Demnach erkennt das Eidg. Versicherungsgericht:

1.
Die Verwaltungsgerichtsbeschwerde wird in dem Sinne gutgeheissen, dass der
Entscheid des Sozialversicherungsgerichts Basel-Stadt vom 14. Oktober 2002
und die Kassenverfügung vom 25. Februar 2002 aufgehoben werden und die Sache
an die Ausgleichskasse Basel-Stadt zurückgewiesen wird, damit diese, nach
erfolgter Abklärung im Sinne der Erwägungen, über den Anspruch auf Anrechnung
einer Betreuungsgutschrift für das Jahr 2001 neu verfüge.
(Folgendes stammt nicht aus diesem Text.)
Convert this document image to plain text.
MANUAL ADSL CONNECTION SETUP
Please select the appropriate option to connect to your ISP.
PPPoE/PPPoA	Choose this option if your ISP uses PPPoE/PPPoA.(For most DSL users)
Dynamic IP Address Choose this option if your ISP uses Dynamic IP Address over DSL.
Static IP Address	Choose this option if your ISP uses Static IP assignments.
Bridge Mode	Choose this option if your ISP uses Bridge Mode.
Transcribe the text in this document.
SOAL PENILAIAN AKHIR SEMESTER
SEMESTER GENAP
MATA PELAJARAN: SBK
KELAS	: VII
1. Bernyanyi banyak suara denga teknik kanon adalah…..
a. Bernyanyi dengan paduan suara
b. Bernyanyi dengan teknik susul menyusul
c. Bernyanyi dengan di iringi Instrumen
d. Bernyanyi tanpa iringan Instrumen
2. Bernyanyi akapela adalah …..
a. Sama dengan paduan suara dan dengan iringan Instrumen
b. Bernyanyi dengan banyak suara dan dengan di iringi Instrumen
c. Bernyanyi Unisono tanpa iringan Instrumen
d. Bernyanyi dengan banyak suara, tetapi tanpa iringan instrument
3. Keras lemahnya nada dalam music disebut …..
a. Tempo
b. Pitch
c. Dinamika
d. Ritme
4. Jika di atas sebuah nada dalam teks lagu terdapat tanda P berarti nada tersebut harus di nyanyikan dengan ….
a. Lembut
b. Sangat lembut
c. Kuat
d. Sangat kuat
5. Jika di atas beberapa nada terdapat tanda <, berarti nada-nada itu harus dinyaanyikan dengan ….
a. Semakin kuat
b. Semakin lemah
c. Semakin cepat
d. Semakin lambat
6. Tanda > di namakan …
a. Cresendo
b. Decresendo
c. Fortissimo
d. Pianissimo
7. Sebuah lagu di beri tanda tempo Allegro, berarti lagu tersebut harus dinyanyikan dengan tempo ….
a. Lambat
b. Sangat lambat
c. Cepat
Des Weitern wird festgestellt, dass die Beschwerdeführerin Anspruch auf
Anrechnung von Betreuungsgutschriften für die Jahre 1999 und 2000 hat.

2.
Es werden keine Gerichtskosten erhoben.

3.
Die Ausgleichskasse Basel-Stadt hat der Beschwerdeführerin für das Verfahren
vor dem Eidgenössischen Versicherungsgericht eine Parteientschädigung von Fr.
2500.- (einschliesslich Mehrwertsteuer) zu bezahlen.

4.
Das Sozialversicherungsgericht Basel-Stadt wird über eine Parteientschädigung
für das kantonale Verfahren entsprechend dem Ausgang des letztinstanzlichen
Prozesses zu befinden haben.

5.
Dieses Urteil wird den Parteien, dem Sozialversicherungsgericht Basel-Stadt
und dem Bundesamt für Sozialversicherung zugestellt.